Home girl.
I know some of you probably remember me talking about my friend Apple on here as recently as April. Anyway, in case you don't know Apple, he's either 70 or 90 (he's told me both pretty much) and he dates this 33 year old chick with a big Pee Pee. I know this because he mentions it on the reg while I'm kicking it with him in the sauna after I work out real hard and do everything except my abdominal muscles at the gymnasium. Today Apple was telling me a story about how he flew out to Warshington State (and no, Warshington is not a typo, that is in fact how Apple says it) to meet his 33 year old fiance with the big Pee Pee's parents, and on the way he got searched and harassed by the TSA really hard. So he told me while they were frisking him, he'd just fart on them and say rude things. This is why I kick it so hard with Apple, because he keeps it realer than any of your Grandpa's do. And then he was telling me he loves his girl, but she can't cook because all she does is watch cooking shows and I really felt that.....
Don't mistake what I'm saying because my wife is an excellent cook, but I know a lot of chicks watch these cooking shows (including her) and think they magically become Paula fuckin “hey y'all” Deen. Melissa does in fact watch all these cooking shows. Always. Paula Deen, Paula's best dishes, Giada De Laurentiss and all 85 of her shows including Giada at home, Giada on vacation, Giada in Italy, Giada goes to jail, etc.. all that shit! She watches Dinners, Drive In's and Dives (Oh, true story about that) that dude Guy Fieri, I used to get him mixed up with that other man, Anne Burrell. It took me like 3 years before I could tell them apart. But the trick is that Anne Burrell doesn't have as full of a goatee.
I think my biggest problem with the cooking shows are that they are so sketchy and shady. It's the way they prepare meals, they pretty much just half ass everything. There's really zero proof that they are making a dish that is so exquisite because not only can I not smell it or taste it, it's how they just run through it. They mix it up and then throw something in the oven, but then they'll tell you due to time constraints, I'm just gonna cheat and pull out a dish that was already prepared hours, maybe even days in advance of this taping. It's almost like if you went to see a magician in Vegas, and they asked for a volunteer to cut in 2, but then bring out a midget and tell you, “Well, sorry but we didn't have time to make this one work, so here ya go! But please believe we are still really cutting this other bitch in half, you just won't ever see it.” Then, after they burn you with the already cooked dish, the credits roll and they'll bring out half of their family or friends to share in this glorious set up, while we sit at home wondering if this is really legit. What I mean by “we” is men. Because women fall for this shit hook, line and mother fucking sinker. Not me though.

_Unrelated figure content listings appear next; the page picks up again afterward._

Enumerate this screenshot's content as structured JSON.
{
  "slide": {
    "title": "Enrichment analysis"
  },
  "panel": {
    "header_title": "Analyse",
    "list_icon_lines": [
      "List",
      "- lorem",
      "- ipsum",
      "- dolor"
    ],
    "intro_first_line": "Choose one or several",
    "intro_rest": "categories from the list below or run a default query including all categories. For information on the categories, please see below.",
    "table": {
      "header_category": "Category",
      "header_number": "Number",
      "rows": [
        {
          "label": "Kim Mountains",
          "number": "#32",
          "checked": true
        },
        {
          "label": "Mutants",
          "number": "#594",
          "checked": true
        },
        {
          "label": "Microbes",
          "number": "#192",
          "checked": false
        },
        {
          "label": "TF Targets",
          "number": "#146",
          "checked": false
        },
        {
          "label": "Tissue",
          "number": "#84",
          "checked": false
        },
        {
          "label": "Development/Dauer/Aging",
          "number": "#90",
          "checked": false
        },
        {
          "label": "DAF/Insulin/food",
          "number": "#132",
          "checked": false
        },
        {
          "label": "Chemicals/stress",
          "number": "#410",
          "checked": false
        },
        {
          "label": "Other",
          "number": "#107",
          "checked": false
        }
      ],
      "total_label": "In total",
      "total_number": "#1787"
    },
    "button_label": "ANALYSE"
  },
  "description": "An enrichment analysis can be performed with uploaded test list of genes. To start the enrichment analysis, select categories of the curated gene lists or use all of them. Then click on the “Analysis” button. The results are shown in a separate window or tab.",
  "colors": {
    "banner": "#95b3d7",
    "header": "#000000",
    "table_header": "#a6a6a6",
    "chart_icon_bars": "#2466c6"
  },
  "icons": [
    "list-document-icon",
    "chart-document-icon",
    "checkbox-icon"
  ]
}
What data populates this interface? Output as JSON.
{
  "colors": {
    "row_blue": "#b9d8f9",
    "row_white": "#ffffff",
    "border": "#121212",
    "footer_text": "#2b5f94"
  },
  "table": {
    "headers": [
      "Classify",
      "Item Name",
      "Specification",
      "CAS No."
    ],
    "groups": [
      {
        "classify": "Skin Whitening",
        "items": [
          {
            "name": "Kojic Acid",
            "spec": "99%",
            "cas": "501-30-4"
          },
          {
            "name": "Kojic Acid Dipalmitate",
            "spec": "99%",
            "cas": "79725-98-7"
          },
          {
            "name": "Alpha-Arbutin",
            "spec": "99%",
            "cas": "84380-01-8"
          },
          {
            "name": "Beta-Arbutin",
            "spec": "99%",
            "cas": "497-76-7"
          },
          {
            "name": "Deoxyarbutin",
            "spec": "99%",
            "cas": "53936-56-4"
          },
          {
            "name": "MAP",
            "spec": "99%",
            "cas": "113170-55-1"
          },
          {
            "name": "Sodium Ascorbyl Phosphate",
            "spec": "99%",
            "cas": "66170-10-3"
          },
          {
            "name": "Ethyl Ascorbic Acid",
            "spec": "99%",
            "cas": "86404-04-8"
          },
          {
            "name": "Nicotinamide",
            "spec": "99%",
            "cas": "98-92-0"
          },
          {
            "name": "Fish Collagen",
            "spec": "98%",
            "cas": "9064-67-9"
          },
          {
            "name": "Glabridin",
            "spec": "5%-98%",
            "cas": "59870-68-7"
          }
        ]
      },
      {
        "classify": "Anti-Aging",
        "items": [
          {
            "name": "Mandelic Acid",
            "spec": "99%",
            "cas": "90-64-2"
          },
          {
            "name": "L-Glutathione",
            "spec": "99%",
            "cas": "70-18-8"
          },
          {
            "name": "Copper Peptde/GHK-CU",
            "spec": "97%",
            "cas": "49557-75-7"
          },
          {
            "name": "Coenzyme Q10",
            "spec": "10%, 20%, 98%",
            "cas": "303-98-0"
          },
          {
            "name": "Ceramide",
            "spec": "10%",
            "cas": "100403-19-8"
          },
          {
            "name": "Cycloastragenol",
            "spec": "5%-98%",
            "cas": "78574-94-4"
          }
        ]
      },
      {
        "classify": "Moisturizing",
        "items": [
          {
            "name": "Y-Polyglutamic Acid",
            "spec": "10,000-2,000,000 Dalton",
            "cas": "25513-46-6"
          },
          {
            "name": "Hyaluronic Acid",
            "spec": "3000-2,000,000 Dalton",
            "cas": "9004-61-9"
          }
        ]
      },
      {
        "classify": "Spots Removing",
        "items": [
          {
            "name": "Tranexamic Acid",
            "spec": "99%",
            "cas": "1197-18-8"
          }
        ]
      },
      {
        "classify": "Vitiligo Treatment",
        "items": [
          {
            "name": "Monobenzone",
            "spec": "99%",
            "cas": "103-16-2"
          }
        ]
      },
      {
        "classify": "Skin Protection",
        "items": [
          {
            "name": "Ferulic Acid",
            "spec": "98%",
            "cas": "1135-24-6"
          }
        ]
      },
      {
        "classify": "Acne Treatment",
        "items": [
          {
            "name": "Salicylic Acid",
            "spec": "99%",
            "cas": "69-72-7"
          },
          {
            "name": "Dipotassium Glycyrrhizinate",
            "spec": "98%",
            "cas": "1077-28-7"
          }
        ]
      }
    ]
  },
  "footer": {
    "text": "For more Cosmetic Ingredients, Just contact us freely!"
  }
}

It's almost the equivalent of me having over like 10-12 neighbors and have them sit down and watch me rush a chocolate pie recipe that I got from Gran, but since I only have 22 minutes after commercials, I'll spend the first 18 minutes cracking eggs, getting dirty and mixing everything. Then I'll put it in the oven, tell them “Oh shit y'all, we done ran out of time, so here's the real chocolate pie I cooked 4 days ago, while that other one cooks.” Then I'll thank them for coming over and get Melissa, Mariah and probably have Red come in and smash the hell out of my chocolate pie, roll some credits and tell the neighbors kick rocks! And with that, here is a picture of a big fucking Frog!
Keeping it realer than your fat uncle Steve who is so ugly, he makes blind kids cry on the reg, but he still don't give a shit and will tell you stories of how he bangs girls err day, err day.